What I got was the confirmation that even when an issue of an Absolute comic is mid, it’s still better than usual. I was not insanely invested in anything in this book, but this is still fine, this is still probably as much fun as I’ve had with Catwoman yet. Even though she’s Cuban and not Brazilian, which makes me feel like Iván Talavera lied to my face.
But, like, regardless of how she looks, this is fine. The gimmick is that she’s got all the Batman gear and money, which I… don’t think is nearly as extreme and interesting in execution as everyone else’s gimmick, but, sure. It’s well drawn, it’s written like Che Grayson usually writes, and it seems like it has something to say about the character. But I can’t pretend it’s not that much higher than a 7.

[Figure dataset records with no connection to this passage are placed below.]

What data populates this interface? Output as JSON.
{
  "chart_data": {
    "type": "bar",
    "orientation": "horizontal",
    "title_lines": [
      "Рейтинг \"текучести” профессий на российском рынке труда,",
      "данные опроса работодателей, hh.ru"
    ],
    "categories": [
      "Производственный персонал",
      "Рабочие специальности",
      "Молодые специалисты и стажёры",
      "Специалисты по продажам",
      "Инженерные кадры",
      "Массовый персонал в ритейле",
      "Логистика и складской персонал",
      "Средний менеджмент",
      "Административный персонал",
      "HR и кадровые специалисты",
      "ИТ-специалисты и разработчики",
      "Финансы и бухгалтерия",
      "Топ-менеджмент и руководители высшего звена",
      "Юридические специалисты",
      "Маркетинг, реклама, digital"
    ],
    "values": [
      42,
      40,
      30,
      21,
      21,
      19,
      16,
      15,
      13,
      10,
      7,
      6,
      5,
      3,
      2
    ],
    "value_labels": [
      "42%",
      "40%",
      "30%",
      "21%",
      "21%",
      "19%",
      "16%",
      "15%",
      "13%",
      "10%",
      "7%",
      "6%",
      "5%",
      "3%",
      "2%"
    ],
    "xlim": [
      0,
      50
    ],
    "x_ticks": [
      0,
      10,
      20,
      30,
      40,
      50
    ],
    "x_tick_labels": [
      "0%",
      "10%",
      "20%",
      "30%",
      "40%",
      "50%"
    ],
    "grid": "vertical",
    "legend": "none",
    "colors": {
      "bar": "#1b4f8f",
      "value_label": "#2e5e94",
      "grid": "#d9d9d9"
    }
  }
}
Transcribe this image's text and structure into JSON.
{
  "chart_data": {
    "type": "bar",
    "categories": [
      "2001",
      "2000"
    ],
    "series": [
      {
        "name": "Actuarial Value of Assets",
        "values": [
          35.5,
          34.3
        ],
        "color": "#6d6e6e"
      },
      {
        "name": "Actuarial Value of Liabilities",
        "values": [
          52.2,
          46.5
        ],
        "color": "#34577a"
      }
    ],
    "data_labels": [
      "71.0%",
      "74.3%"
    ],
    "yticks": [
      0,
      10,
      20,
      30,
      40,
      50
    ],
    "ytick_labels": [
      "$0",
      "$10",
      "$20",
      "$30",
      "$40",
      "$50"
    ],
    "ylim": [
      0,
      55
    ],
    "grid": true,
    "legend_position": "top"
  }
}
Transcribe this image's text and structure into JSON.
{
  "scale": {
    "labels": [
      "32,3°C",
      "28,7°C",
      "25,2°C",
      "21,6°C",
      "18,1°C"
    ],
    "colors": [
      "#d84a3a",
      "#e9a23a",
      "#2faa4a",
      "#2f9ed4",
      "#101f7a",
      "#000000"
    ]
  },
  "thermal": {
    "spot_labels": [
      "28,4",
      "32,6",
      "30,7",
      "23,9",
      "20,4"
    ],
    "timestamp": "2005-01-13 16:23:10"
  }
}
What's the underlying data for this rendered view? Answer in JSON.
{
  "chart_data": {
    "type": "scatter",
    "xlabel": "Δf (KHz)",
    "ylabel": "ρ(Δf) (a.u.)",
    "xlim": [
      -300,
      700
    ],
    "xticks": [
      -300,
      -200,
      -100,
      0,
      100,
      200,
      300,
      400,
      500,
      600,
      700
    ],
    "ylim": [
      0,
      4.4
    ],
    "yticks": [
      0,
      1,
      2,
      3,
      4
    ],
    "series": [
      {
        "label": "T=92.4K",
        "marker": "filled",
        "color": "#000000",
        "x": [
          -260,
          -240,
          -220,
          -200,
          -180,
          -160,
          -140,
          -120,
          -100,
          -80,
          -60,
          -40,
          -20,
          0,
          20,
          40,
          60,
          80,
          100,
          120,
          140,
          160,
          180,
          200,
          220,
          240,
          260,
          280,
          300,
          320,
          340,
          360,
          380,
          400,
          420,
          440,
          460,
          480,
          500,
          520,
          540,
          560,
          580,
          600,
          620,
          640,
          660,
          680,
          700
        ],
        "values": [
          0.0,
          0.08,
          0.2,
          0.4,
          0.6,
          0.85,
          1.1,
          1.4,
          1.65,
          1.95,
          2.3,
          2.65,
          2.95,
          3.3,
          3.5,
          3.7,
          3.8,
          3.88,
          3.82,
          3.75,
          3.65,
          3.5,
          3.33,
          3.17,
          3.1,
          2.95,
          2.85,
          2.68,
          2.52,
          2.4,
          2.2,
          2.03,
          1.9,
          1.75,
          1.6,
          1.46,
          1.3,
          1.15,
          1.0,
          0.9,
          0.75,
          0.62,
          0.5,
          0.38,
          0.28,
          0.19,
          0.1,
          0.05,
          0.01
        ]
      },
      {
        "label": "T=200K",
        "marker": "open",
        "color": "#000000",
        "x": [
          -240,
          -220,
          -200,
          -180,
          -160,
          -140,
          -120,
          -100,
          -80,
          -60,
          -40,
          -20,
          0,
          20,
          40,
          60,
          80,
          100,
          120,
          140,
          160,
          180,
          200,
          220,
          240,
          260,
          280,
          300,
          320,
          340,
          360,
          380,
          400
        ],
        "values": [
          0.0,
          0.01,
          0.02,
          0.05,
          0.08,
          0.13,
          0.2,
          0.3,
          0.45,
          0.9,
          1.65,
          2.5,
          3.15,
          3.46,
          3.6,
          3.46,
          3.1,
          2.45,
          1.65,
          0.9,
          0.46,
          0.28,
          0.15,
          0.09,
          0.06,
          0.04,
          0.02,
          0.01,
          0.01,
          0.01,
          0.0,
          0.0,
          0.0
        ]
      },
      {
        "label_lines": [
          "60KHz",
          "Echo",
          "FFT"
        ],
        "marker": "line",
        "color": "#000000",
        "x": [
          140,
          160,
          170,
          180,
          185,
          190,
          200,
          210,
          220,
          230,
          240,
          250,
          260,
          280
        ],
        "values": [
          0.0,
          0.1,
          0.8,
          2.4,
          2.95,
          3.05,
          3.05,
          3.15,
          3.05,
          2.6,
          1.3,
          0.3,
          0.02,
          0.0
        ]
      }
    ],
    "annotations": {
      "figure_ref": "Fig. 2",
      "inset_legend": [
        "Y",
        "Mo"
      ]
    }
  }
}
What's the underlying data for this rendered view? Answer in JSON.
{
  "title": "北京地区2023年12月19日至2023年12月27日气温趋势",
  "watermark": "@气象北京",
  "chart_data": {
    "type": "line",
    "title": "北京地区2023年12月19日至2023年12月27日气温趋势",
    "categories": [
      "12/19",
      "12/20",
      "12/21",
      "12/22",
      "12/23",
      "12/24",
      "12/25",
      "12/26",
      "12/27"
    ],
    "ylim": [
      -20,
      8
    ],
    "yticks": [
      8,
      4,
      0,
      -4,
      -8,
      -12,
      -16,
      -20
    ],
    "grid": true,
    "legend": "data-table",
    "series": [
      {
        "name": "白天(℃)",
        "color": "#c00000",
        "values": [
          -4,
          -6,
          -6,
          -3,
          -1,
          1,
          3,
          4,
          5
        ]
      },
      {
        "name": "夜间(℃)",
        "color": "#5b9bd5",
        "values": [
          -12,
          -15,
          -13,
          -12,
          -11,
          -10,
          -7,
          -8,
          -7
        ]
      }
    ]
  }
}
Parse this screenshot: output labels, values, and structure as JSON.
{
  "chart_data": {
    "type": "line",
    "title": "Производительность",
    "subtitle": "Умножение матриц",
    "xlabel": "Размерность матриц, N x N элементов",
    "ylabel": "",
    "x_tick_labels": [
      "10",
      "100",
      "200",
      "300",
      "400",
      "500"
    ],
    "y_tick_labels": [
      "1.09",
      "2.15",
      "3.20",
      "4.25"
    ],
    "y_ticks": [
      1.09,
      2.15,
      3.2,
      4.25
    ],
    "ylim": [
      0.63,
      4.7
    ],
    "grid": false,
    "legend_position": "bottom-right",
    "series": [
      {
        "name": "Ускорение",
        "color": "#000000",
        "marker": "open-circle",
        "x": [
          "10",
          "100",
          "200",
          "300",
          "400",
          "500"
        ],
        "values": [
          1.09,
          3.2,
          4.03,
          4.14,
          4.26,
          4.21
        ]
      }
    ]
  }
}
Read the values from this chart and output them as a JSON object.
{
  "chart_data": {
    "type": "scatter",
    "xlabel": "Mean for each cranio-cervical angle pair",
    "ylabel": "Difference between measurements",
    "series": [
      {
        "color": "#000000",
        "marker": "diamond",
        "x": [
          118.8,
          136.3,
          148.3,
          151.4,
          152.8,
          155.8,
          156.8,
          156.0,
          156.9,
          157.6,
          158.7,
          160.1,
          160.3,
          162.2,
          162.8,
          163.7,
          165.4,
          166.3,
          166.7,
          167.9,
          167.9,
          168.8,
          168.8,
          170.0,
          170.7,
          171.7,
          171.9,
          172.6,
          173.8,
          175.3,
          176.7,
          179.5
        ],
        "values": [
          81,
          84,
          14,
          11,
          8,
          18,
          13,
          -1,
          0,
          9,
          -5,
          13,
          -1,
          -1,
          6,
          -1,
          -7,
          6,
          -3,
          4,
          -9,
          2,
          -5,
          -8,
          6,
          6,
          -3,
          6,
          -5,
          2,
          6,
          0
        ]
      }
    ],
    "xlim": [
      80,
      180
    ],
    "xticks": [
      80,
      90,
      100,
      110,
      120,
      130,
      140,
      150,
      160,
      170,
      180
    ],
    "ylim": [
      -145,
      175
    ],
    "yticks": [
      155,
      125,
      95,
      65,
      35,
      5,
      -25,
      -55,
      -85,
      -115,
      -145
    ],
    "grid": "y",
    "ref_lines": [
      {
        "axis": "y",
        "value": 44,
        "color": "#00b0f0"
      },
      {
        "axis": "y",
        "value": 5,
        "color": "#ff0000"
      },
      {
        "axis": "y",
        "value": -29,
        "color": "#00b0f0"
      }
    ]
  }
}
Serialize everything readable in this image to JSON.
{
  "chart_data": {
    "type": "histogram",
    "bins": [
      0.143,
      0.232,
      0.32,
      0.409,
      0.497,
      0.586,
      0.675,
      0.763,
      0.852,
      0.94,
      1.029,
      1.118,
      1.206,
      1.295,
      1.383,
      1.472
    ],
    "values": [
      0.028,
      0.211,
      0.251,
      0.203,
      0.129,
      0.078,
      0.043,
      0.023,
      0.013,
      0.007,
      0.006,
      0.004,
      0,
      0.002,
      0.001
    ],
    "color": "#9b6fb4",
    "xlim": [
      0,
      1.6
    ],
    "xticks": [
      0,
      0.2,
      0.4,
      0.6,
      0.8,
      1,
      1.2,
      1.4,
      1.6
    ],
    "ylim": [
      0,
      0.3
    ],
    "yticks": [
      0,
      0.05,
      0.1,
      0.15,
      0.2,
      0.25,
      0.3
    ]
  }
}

Until the last page, when it turns into a 10, an 11, a 12, whatever grade you want to give it, let’s fucking go, we are so back, we are so back. But at that point, I’m more excited about the character reveal at the end than about the main character, and I feel like that’s going to not pay dividends.
The Mortal Thor #11
Another one of my favorite issues in a minute. Mortal Thor is building up to a conclusion, and its takes on villains are by far the best part of the experience. I think Ewing’s Dario Agger is hit-or-miss, usually— it depends on how much I’m game for his comments on capitalism. I just feel like sometimes it comes off as too simplistic a critique for something he returns to over and over again. And I feel like this one, specifically, is also very simplistic.
So when Sigurd keeps interrupting his one-note remarks about money by hammering him in the face for 2 straight pages, it works very well as a nice gag. It’s a confrontation I sorta wish had gone on for more than one issue, but it’s paced well, and it feels good when it ends.
It’s also very funny to offer someone the Seattle minimum wage to stop bothering you. Man couldn’t even be bothered to give him proper rich people money.
do you have any opinions whatsoever on the whole Midnight Universe thing that Marvel definitely 100% won't fuck up this fall in light of *gestures at the Book-End reviews of The Ultimates/Ultimate Spider-Man*, especially considering how they're pushing this one out less than half a year after they just killed the New!Ultimates initiative
My honest opinion is that I don't have faith in Marvel's projects right now, and so I don't intend to read it for myself and/or cover it here.
Like, if in 2 or so years the books are still alive and people say it's really good, I'd be more than willing to give it a shot-- I don't spite anyone involved in this and I'm obviously a fan of the writers and artists. At least some of them.
But Marvel Comics seems like it's more interested in doing the whole "#1 issues sell more" bit with entire lines now, and I don't think that's healthy or sustainable, so I'm not gonna be engaging with it. No free marketing from me!
Completely parallel to that, I feel like the marketing that exists right now is kinda lame and doesn't make me want to read these. As a massive fan of the Absolute Universe's penchant of "what if Blank was a little fucked up", doing that but going "... and SPOOOKY!" at the end is kinda... I mean sure, there's probably gonna be some good comics out in there, but I don't feel like thematics are the reason most Marvel books have lost me recently. It's the fact they're all samey, it's the fact I don't feel like the people making them can really do what they want when they want, and it's the fact they don't end well.
Trying to sell me a whole new universe while they're not even done killing the last one doesn't help either.
Still! I hope I'm entirely wrong and it's the coolest shit ever, and I hope everyone loves it.